Russian gen. believed detained in mutiny aftermath
By Tara Copp and Nomaan Merchant | Associated Press
WASHINGTON — Gen. Sergei Surovikin, the deputy commander of the Russian group of forces fighting in Ukraine, is believed to have been detained days after mercenaries staged a revolt inside Russia, two people familiar with the matter told The Associated Press on Thursday, citing U.S. and Ukrainian intelligence assessments.
The people spoke on condition of anonymity because they were not authorized to discuss the matter publicly.
It’s not clear whether Surovikin faces any charges or where he is being held, reflecting the opaque world of the Kremlin’s politics and uncertainty after the revolt.
But his reported detention comes days after Wagner Group mercenaries took over the military headquarters in the Russian city of Rostov-on-Don and were heading toward Moscow in what appears to have been an aborted insurrection.
Wagner head Yevgeny Prigozhin has spoken positively of Surovikin while criticizing the country’s military brass and suggested that he should be appointed the General Staff chief to replace Gen. Valery Gerasimov. The New York Times this week reported that U.S. officials believe Surovikin had advance knowledge of Prigozhin’s plan to stage the revolt.
The White House and the Kremlin declined to comment.
Surovikin, who has longtime links to Prigozhin, hasn’t been seen since the start of the rebellion when he posted a video urging an end to it.
A Russian military blogger, the Moscow Times, and the Financial Times reported that Surovikin, who is also the commander of the Russian air force, has been arrested.
There has been intense speculation that some top military officers may have colluded with Prigozhin and may now face punishment for the mutiny that briefly sent a virtually unchallenged march toward Moscow that Putin has labeled treason and a “stab in the back.”
Alexei Venediktov, former head of the Ekho Moskvy, a prominent independent radio station that was shut down by authorities after Moscow invaded Ukraine, said Surovikin and his close lieutenants haven’t been in contact with their families for three days, but stopped short of saying that he was detained.
Another prominent military messaging channel, Rybar, which is run by a former Defense Ministry press officer, reported a purge in the ranks was underway as authorities looked into allegations that some could have sided with Prigozhin.
Surovikin has been linked to Prigozhin since when both were active in Syria, where Russia has waged a military action since 2015 to shore up Syrian President Bashar Assad’s government and to help him reclaim territory after a devastating civil war.
While Prigozhin had unleashed expletive-ridden insults at Shoigu and chief of the General Staff Gen.
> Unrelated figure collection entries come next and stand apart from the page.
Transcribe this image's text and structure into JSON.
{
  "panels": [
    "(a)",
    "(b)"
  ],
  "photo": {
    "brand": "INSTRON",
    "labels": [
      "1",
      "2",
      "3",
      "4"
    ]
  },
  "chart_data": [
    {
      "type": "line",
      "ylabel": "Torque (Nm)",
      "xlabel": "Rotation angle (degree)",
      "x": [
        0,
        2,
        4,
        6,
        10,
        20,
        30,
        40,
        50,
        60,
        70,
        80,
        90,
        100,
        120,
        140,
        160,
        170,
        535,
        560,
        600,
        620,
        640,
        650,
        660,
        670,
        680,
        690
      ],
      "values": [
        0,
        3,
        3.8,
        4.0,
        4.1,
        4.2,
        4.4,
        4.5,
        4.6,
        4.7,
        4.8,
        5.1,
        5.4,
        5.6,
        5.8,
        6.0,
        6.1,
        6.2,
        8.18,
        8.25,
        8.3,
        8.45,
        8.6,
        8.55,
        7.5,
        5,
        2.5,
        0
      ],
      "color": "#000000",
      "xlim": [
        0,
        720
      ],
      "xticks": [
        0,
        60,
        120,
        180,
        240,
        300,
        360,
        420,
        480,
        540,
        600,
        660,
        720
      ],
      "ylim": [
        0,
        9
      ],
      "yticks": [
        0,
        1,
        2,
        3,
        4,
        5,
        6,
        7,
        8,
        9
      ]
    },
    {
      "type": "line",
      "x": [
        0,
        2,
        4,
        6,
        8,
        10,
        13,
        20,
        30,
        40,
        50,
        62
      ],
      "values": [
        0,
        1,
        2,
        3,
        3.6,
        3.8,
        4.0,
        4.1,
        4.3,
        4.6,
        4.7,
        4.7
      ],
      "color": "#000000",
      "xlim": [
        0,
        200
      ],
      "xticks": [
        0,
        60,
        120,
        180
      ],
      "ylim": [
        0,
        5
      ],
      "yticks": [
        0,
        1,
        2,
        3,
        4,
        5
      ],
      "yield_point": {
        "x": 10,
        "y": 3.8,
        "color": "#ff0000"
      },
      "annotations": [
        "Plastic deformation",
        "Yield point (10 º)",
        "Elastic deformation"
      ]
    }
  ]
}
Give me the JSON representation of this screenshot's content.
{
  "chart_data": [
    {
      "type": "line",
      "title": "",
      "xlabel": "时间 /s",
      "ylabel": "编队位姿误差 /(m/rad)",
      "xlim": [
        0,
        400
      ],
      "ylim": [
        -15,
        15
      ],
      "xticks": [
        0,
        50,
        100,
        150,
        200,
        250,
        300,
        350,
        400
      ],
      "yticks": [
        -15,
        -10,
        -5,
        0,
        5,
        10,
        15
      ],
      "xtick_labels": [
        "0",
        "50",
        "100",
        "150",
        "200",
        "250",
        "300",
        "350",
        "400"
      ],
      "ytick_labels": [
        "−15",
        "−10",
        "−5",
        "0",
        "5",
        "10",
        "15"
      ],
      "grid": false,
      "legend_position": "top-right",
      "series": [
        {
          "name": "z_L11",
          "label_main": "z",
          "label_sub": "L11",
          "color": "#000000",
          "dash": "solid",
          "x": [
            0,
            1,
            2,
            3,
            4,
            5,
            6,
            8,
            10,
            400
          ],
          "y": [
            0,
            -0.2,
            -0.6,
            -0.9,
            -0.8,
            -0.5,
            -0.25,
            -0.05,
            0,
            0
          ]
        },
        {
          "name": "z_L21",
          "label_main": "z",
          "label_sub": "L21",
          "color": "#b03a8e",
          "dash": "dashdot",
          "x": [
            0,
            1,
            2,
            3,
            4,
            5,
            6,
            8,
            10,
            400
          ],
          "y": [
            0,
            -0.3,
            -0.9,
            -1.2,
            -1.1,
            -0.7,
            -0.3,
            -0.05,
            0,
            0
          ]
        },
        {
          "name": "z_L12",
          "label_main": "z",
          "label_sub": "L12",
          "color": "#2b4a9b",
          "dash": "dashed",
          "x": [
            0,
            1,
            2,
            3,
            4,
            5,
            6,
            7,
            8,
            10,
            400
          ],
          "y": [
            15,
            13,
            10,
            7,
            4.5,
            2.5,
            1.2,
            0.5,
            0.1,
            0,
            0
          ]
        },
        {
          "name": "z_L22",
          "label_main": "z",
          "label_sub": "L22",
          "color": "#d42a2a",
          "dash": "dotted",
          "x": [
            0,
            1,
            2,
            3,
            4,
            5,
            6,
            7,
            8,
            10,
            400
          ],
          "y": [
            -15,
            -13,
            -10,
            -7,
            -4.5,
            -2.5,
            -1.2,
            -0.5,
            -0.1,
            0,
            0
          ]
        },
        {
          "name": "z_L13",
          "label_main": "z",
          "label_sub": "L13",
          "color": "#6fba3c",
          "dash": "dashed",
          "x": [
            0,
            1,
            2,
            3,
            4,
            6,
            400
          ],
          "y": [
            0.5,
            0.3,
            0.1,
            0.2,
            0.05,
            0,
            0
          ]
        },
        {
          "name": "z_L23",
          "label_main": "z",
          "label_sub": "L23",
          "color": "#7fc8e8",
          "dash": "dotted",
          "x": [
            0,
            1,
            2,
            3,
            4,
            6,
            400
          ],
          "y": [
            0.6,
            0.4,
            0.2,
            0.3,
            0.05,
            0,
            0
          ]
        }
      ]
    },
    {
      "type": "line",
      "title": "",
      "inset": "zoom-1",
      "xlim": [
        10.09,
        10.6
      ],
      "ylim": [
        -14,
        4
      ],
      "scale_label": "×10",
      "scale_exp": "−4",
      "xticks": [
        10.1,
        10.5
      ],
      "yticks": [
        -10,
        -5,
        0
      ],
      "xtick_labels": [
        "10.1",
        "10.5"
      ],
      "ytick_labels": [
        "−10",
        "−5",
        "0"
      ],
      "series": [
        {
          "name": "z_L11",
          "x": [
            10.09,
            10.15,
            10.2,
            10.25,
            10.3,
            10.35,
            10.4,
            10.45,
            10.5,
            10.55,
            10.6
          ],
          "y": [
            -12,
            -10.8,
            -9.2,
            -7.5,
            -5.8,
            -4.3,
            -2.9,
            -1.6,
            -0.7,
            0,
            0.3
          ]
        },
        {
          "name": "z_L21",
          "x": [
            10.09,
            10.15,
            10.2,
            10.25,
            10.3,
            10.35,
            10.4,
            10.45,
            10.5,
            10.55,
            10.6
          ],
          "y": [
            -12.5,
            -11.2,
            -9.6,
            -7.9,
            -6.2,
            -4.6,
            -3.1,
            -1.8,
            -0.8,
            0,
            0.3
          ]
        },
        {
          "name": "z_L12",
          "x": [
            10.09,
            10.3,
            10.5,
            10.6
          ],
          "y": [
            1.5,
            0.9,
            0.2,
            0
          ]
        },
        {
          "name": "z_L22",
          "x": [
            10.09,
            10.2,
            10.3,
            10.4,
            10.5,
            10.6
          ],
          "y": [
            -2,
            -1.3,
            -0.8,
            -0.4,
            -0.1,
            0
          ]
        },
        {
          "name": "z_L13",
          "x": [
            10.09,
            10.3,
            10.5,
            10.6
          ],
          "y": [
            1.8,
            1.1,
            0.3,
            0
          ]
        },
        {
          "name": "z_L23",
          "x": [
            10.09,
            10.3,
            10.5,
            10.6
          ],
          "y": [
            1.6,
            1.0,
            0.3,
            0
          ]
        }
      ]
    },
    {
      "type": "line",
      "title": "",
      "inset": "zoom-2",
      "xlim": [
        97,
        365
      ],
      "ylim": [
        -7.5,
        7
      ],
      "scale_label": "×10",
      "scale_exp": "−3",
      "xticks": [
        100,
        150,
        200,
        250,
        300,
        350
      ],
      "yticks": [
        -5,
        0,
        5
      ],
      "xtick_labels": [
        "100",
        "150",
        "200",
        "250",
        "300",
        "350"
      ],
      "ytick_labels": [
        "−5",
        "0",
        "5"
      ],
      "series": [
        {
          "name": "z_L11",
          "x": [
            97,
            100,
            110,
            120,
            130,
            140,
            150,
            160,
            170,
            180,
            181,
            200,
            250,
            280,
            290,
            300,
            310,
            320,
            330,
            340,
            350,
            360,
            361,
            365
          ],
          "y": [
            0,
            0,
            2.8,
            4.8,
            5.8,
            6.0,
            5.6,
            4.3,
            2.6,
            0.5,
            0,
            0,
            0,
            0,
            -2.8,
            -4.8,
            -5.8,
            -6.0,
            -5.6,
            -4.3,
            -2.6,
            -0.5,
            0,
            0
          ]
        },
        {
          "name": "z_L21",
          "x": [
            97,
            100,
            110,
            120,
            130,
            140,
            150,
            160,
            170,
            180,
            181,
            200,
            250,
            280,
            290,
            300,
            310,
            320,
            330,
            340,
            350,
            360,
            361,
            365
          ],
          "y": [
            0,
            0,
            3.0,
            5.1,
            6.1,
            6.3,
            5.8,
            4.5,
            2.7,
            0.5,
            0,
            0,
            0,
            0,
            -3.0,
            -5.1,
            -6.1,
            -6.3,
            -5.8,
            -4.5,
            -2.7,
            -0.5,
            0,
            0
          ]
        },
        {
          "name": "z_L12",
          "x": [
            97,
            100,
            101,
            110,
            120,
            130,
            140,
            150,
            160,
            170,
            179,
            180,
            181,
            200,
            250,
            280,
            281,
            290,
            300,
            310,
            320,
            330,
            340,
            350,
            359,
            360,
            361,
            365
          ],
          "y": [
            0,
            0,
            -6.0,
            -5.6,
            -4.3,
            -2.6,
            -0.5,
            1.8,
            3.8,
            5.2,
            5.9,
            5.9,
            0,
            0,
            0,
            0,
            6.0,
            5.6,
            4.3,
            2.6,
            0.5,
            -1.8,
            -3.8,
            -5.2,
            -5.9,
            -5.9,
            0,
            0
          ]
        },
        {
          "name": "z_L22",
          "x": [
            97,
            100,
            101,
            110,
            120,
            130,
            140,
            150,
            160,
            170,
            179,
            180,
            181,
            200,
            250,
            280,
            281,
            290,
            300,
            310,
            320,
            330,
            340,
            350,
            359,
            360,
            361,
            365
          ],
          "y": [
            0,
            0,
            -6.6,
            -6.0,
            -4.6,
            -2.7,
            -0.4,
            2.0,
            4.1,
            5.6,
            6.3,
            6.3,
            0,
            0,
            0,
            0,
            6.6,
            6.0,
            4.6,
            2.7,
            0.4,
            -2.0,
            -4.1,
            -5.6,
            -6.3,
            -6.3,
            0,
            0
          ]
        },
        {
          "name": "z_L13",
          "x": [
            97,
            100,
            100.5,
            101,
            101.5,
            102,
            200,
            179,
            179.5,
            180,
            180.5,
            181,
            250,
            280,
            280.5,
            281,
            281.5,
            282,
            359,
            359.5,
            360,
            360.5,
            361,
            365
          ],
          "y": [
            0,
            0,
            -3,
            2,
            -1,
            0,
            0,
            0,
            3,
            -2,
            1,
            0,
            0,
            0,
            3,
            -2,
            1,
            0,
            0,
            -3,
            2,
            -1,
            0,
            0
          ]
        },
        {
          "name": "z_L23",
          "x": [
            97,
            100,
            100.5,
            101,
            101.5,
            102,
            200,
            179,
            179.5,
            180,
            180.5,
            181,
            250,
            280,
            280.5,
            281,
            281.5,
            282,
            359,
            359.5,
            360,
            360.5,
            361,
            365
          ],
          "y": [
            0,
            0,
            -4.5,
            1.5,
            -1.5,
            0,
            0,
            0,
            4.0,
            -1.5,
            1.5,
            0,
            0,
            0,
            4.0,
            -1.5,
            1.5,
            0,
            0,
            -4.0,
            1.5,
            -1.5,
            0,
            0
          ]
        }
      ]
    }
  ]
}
Valery Gerasimov before last week’s mutiny in which he demanded their ouster, he has continually praised Surovikin and suggested naming him to replace Gerasimov. When the rebellion began, however, Surovikin recorded a video urging a halt to the mutiny.
Earlier this week, The New York Times reported that U.S. officials believed that Surovikin had advance knowledge about the mutiny. Asked about that report, Kremlin spokesman Dmitry Peskov shrugged it off as part of “speculations and gossip.”
On Thursday, Peskov refused to comment on whether Surovikin had been arrested.
Asked by the AP if the president still trusts Surovikin, he replied that Putin works with the defense minister and the chief of the General Staff and referred questions about officers to the Defense Ministry. He also referred all other questions about Surovikin and his status to the ministry.
As to whether Putin considers it necessary to dismiss military officials who had had links with Prigozhin, Peskov said “the issue isn’t my prerogative, and I have nothing to say on that.”
The bald, fierce-looking Surovikin, who was nicknamed “General Armageddon” by Western media for his brutal tactics in Syria and Ukraine, was credited with shoring up Russian defenses after Moscow’s retreat from broad areas of Ukrainian territory last fall amid a swift counteroffensive by Kyiv.
Named by Putin in the fall to lead Russian forces in Ukraine, Surovikin presided over the bombing campaign that targeted Ukraine’s power plants and other vital infrastructure but failed to knock out power supplies.
In January, Putin replaced him with Gerasimov, putting the General Staff chief in charge of the Russian battle in Ukraine. Surovikin was demoted to the position of Gerasimov’s deputy.
Gerasimov’s own fate also is unclear after the abortive mutiny. While Shoigu showed up at several events attended by Putin, Gerasimov was mysteriously absent.
If a purge is indeed underway, it could destabilize the military chain of command and erode troop morale amid the early stage of Ukraine’s latest counteroffensive and offer Kyiv a chance to reclaim more ground.